Alex Colome led Major League Baseball in saves with 47 in 2017. He did that despite seeing his strikeout rate drop from 31.4% in 2016 to 20.6% in 2017. While he had a 3.24 ERA, his xFIP ERA was all the way up to 4.32. I already viewed him as a risk because of his likelihood of being dealt, but when DVR and I were talking about closers on our SiriusXM show this week, he named him as one of the established closers that he's most worried about.

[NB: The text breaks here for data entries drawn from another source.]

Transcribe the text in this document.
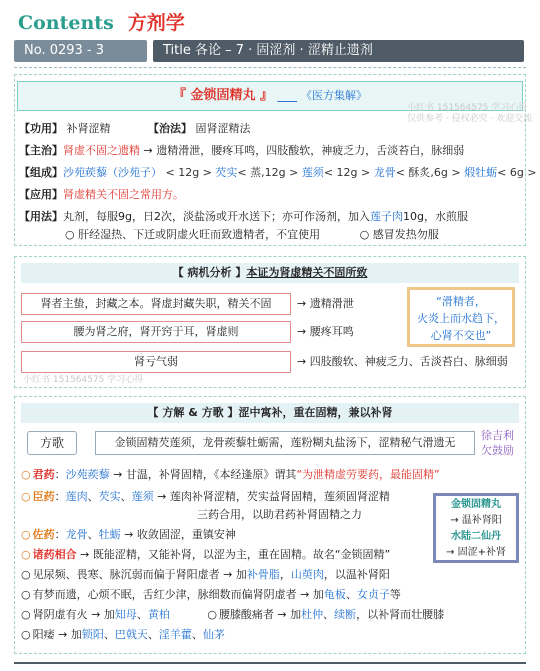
Contents 方剂学
No. 0293 - 3	Title 各论 – 7 · 固涩剂 · 涩精止遗剂
『 金锁固精丸 』 ___ 《医方集解》
【功用】 补肾涩精	【治法】 固肾涩精法
【主治】肾虚不固之遗精 → 遗精滑泄，腰疼耳鸣，四肢酸软，神疲乏力，舌淡苔白，脉细弱
【组成】沙苑蒺藜（沙苑子） < 12g > 芡实< 蒸,12g > 莲须< 12g > 龙骨< 酥炙,6g > 煅牡蛎< 6g >
【应用】肾虚精关不固之常用方。
【用法】丸剂，每服9g，日2次，淡盐汤或开水送下；亦可作汤剂，加入莲子肉10g，水煎服
○ 肝经湿热、下迁或阴虚火旺而致遗精者，不宜使用	○ 感冒发热勿服
小红书 151564575 学习心得
仅供参考 · 侵权必究 · 欢迎交流
【 病机分析 】本证为肾虚精关不固所致
肾者主蛰，封藏之本。肾虚封藏失职，精关不固	→ 遗精滑泄
腰为肾之府，肾开窍于耳，肾虚则	→ 腰疼耳鸣
肾亏气弱	→ 四肢酸软、神疲乏力、舌淡苔白、脉细弱
“滑精者，
火炎上而水趋下，
心肾不交也”
小红书 151564575 学习心得
【 方解 & 方歌 】涩中寓补，重在固精，兼以补肾
方歌	金锁固精芡莲须，龙骨蒺藜牡蛎需，莲粉糊丸盐汤下，涩精秘气滑遗无
徐吉利
欠鼓励
○ 君药：沙苑蒺藜 → 甘温，补肾固精，《本经逢原》谓其“为泄精虚劳要药，最能固精”
○ 臣药：莲肉、芡实、莲须 → 莲肉补肾涩精，芡实益肾固精，莲须固肾涩精
三药合用，以助君药补肾固精之力
○ 佐药：龙骨、牡蛎 → 收敛固涩，重镇安神
○ 诸药相合 → 既能涩精，又能补肾，以涩为主，重在固精。故名“金锁固精”
○ 见尿频、畏寒、脉沉弱而偏于肾阳虚者 → 加补骨脂，山萸肉，以温补肾阳
○ 有梦而遗，心烦不眠，舌红少津，脉细数而偏肾阴虚者 → 加龟板、女贞子等
○ 肾阴虚有火 → 加知母、黄柏	○ 腰膝酸痛者 → 加杜仲、续断，以补肾而壮腰膝
○ 阳痿 → 加锁阳、巴戟天、淫羊藿、仙茅
金锁固精丸
→ 温补肾阳
水陆二仙丹
→ 固涩+补肾
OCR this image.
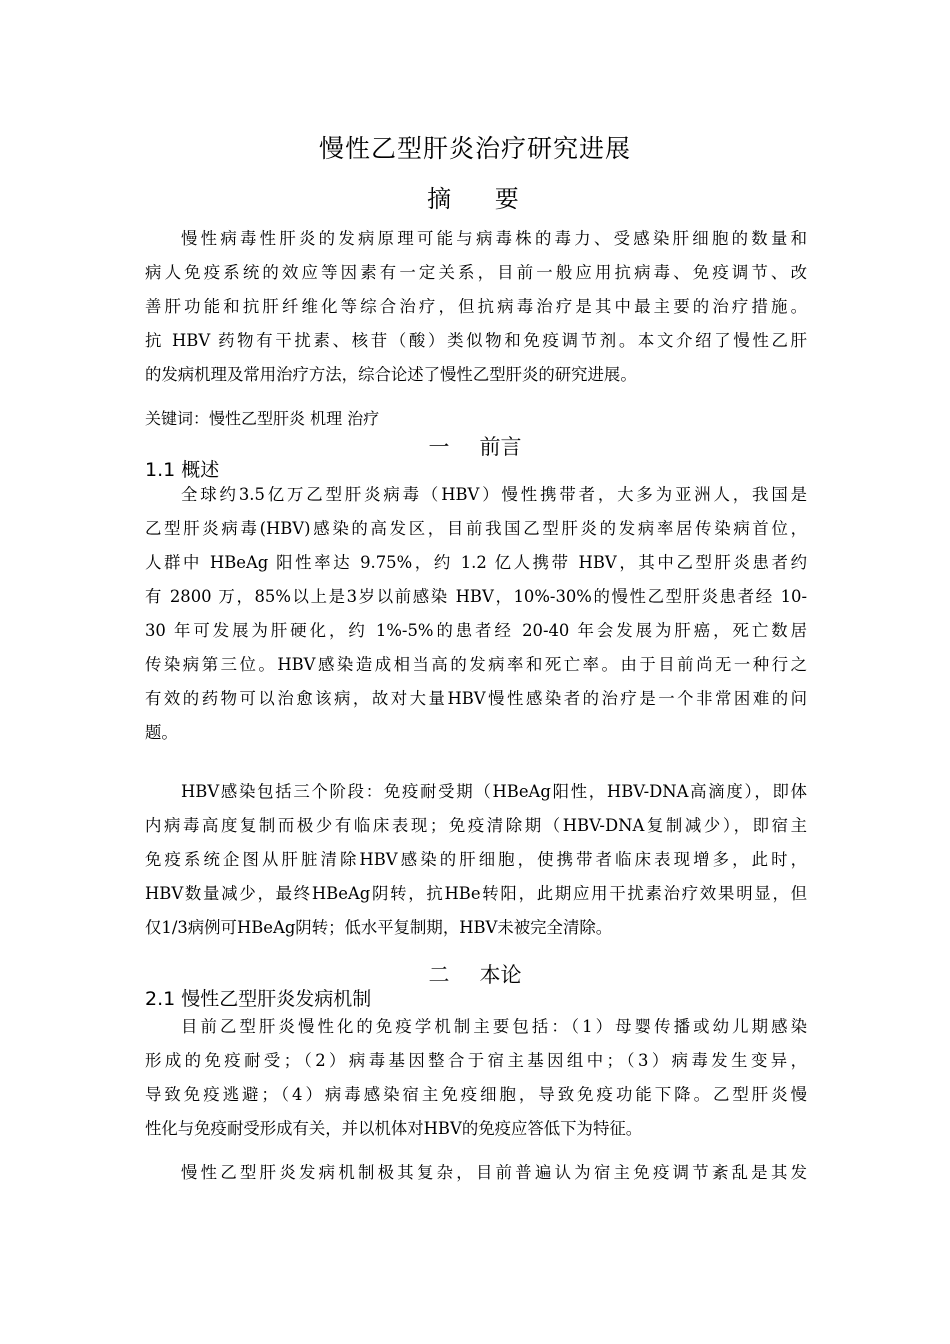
慢性乙型肝炎治疗研究进展
摘 要
慢性病毒性肝炎的发病原理可能与病毒株的毒力、受感染肝细胞的数量和
病人免疫系统的效应等因素有一定关系，目前一般应用抗病毒、免疫调节、改
善肝功能和抗肝纤维化等综合治疗，但抗病毒治疗是其中最主要的治疗措施。
抗 HBV 药物有干扰素、核苷（酸）类似物和免疫调节剂。本文介绍了慢性乙肝
的发病机理及常用治疗方法，综合论述了慢性乙型肝炎的研究进展。
关键词：慢性乙型肝炎 机理 治疗
一 前言
1.1 概述
全球约3.5亿万乙型肝炎病毒（HBV）慢性携带者，大多为亚洲人，我国是
乙型肝炎病毒(HBV)感染的高发区，目前我国乙型肝炎的发病率居传染病首位，
人群中 HBeAg 阳性率达 9.75%，约 1.2 亿人携带 HBV，其中乙型肝炎患者约
有 2800 万，85%以上是3岁以前感染 HBV，10%-30%的慢性乙型肝炎患者经 10-
30 年可发展为肝硬化，约 1%-5%的患者经 20-40 年会发展为肝癌，死亡数居
传染病第三位。HBV感染造成相当高的发病率和死亡率。由于目前尚无一种行之
有效的药物可以治愈该病，故对大量HBV慢性感染者的治疗是一个非常困难的问
题。
HBV感染包括三个阶段：免疫耐受期（HBeAg阳性，HBV-DNA高滴度），即体
内病毒高度复制而极少有临床表现；免疫清除期（HBV-DNA复制减少），即宿主
免疫系统企图从肝脏清除HBV感染的肝细胞，使携带者临床表现增多，此时，
HBV数量减少，最终HBeAg阴转，抗HBe转阳，此期应用干扰素治疗效果明显，但
仅1/3病例可HBeAg阴转；低水平复制期，HBV未被完全清除。
二 本论
2.1 慢性乙型肝炎发病机制
目前乙型肝炎慢性化的免疫学机制主要包括：（1）母婴传播或幼儿期感染
形成的免疫耐受；（2）病毒基因整合于宿主基因组中；（3）病毒发生变异，
导致免疫逃避；（4）病毒感染宿主免疫细胞，导致免疫功能下降。乙型肝炎慢
性化与免疫耐受形成有关，并以机体对HBV的免疫应答低下为特征。
慢性乙型肝炎发病机制极其复杂，目前普遍认为宿主免疫调节紊乱是其发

He cited Colome's 11.9% swinging strike rate, which was 85th among all qualified relievers last year. As a point of reference, Craig Kimbrel led all relievers with a 19.8% swinging strike rate, followed by Kenley Jansen at 18.2%.
But why do we care about swinging strike rate (SwStr% on Fangraphs)? Hopefully we've advanced enough in fantasy baseball analysis to persuade you on the merits of strikeouts, particularly with closers, so I won't belabor that point. A pitcher's swinging strike rate is a measure of how often a batter swings-and-misses at his offerings. It's the best measure I know of that distills the very essence of the game - batter vs. pitcher. The pitcher isn't reliant upon his fielders, the weather conditions, and for the most part, his ballpark. The ballpark factor occasionally comes into play with this - Jered Weaver with his three-quarters delivery blending in with the fake rocks in Anaheim Stadium comes to mind as a notable exception. Even the importance of pitch-framing and umpiring is minimized - sure, if a pitcher is getting certain strikes called opposing batters might be more inclined to chase borderline pitches, ones that he'd be most likely to miss. But even that factor is indirect and in the case of the umpire, unlikely to repeat more than once or twice. So the pitcher that has a strong SwStr% is most likely to record more strikeouts and thus be an effective closer.
To that end, here's a list of this year's projected closers, ordered by their SwStr% last year, along with his rank on my tiers article and his NFBC ADP.
Closer | SwStr% | Rank | ADP |
Craig Kimbrel | 19.8% | 2 | 44 |
Kenley Jansen | 18.2% | 1 | 37 |
Roberto Osuna | 16.8% | 5 | 78 |
Hector Neris | 16.6% | 20 | 139 |
Ken Giles | 16.4% | 14 | 92 |
Edwin Diaz | 16.1% | 7 | 83 |
Brandon Morrow | 15.9% | 18 | 226 |
Luke Gregerson | 15.8% | 29 | 376 |
Felipe Rivero | 15.8% | 9 | 86 |
Wade Davis | 15.5% | 15 | 97 |
Sean Doolittle | 15.4% | 10 | 131 |
Greg Holland | 15.3% | 19 | 127 |
Cody Allen | 14.9% | 4 | 99 |
Arodys Vizcaino | 14.8% | 13 | 147 |
Corey Knebel | 14.1% | 8 | 60 |
Raisel Iglesias | 14.0% | 6 | 96 |
Blake Parker | 13.8% | 17 | 214 |
Aroldis Chapman | 13.6% | 3 | 64 |
Brad Hand | 13.3% | 11 | 117 |
Blake Treinen | 13.2% | 21 | 199 |
Fernando Rodney | 12.3% | 25 | 240 |
Brad Brach | 12.2% | 24 | 230 |
Alex Colome | 11.9% | 12 | 119 |
Kelvin Herrera | 11.5% | 28 | 208 |
Juan Minaya | 11.5% | 30 | 334 |
Jeurys Familia | 10.2% | 22 | 168 |
Archie Bradley | 10.0% | 16 | 187 |
Alex Claudio | 9.9% | 27 | 321 |
Mark Melancon | 9.6% | 23 | 171 |
Shane Greene | 8.7% | 26 | 239 |
Brad Ziegler | 8.5% | 31 | 390 |
I have a couple of reactions to the data. One, I probably should be more aggressive in adding Hector Neris as my second closer. There are a couple of risk factors, the biggest being his job security - it took the Phillies a long time to commit to him as the closer last year, and now he has a new manager in Gabe Kapler who is a bit of a wildcard, though we know he's a fan of incorporating analytics. Will that translate into not having a traditional closer set-up? I'm also a little alarmed at how low Aroldis Chapman rates. His 13.6% SwStr% represents a big drop from his previous five years. I might have to remove him from second tier of closers, especially when you factor in how deep the Yankees bullpen is. Meanwhile, I've already downgraded Colome since publishing my previous article, on the basis of both his trade risk as well as his performance risk.
Swinging strike rate isn't a super-stat, however. It doesn't account for managerial whim, previous injuries, or the elusive guile that one often needs to succeed as a closer. I'm also still learning some of the limitations of the stat - how repeatable is it, what is an acceptable level vs. just comparing relative comparisons, etc... But hopefully this snapshot is a starting point for you to continue investigating a few angles to use at your draft.